REPUBLIQUE DU CAMEROUN
PAIX-TRAVAIL-PATRIE
12 NOV 2015
CIRCULAIRE N° 004/CAB/PM DU
relative à la cessation de service des agents publics admis à faire valoir leurs droits à la retraite.
# LE PREMIER MINISTRE, CHEF DU GOUVERNEMENT,
A
Monsieur le Vice-Premier Ministre ;
Messieurs les Ministres d'Etat ;
Mesdames et Messieurs les Ministres ;
Mesdames et Messieurs les Ministres Délégués ;
Mesdames et Messieurs les Secrétaires d'Etat.
Mon attention a été appelée de manière récurrente sur le fait que les règles régissant l'admission des agents publics à la retraite ne sont plus systématiquement observées dans certaines administrations et, lorsqu'elles le sont, font l'objet d'une application différenciée et discriminatoire.
Une telle situation constitue, comme le rappelait déjà la circulaire n°009/CAB/PM du 29 décembre 1994 relative à la cessation de service des agents publics, une violation flagrante des règles et principes de fonctionnement qui fondent la gestion des ressources humaines de l'Etat, consacrés par le statut général de la fonction publique, ainsi que les différents statuts particuliers et spéciaux.

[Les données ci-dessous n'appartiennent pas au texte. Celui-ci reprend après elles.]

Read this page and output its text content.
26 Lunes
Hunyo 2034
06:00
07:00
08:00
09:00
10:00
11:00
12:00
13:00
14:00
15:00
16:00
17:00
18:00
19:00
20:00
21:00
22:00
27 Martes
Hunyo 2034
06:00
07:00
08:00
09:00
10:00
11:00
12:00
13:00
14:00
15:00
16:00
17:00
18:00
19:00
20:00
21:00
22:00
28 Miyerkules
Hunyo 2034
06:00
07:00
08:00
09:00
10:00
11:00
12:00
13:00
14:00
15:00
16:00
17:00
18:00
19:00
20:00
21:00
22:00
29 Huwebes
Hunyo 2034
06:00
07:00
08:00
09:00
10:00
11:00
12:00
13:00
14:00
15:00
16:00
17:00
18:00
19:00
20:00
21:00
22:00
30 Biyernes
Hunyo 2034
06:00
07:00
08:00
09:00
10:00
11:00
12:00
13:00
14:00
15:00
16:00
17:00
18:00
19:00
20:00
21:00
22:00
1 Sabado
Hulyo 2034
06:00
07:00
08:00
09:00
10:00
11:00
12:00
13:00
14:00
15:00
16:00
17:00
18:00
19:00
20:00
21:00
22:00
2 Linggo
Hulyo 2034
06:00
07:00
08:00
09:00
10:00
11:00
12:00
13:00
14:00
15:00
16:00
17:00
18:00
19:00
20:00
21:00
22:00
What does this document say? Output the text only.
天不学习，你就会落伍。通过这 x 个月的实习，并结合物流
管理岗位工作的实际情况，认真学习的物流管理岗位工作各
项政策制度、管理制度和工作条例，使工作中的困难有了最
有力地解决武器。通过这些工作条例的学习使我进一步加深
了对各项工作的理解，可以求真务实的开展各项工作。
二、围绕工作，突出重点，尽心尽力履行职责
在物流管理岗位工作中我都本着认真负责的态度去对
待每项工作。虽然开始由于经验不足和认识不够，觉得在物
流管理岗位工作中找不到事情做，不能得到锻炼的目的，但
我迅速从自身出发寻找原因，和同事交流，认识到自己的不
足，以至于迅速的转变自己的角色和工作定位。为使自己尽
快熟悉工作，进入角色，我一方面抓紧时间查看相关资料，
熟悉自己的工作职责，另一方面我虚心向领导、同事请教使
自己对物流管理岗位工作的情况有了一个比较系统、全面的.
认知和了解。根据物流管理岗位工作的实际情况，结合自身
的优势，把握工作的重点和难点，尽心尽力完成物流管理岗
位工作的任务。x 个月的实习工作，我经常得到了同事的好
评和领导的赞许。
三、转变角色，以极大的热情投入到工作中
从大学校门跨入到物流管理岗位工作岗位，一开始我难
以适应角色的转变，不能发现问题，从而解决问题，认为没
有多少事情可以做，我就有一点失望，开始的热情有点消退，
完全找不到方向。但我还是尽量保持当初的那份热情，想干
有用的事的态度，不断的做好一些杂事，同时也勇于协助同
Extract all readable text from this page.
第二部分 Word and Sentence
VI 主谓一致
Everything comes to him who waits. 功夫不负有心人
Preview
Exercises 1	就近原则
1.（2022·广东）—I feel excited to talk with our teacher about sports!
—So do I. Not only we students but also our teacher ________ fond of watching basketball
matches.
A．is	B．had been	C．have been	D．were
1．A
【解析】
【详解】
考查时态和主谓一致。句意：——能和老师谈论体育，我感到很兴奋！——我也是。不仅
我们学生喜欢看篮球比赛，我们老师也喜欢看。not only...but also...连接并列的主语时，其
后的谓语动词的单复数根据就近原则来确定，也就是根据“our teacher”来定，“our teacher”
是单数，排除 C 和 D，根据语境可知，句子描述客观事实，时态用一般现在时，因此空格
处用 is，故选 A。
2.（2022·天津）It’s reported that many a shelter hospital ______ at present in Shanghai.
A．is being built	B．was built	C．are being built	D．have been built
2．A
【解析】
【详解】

A cet égard, toutes les manœuvres et tous les artifices visant à retarder l'effectivité de l'admission à la retraite d'un agent public ou à prolonger irrégulièrement le lien fonctionnel qui l'unit au service public, sont autant de transgressions de la directive permanente du Président de la République contenue dans l'Instruction générale n°002 du 4 juin 1998 relative à l'organisation du travail gouvernemental, en vertu de laquelle : « les Ministres doivent veiller à ce que les fonctionnaires placés sous leur autorité et admis à faire valoir leurs droits à la retraite, libèrent effectivement à temps le service et soient, lorsqu'ils exercent des fonctions de responsabilité, remplacés par leurs collaborateurs appelés réglementairement à assurer l'intérim ».
Bien plus, la présence au sein de l'appareil de l'Etat de personnes aux liens juridiques incertains avec l'administration, induit un risque non négligeable pour les pouvoirs publics, quant à la validité juridique des actes qu'elles posent. Leur cohabitation avec les agents publics en situation régulière étant par ailleurs source de tension et génératrice de démotivation.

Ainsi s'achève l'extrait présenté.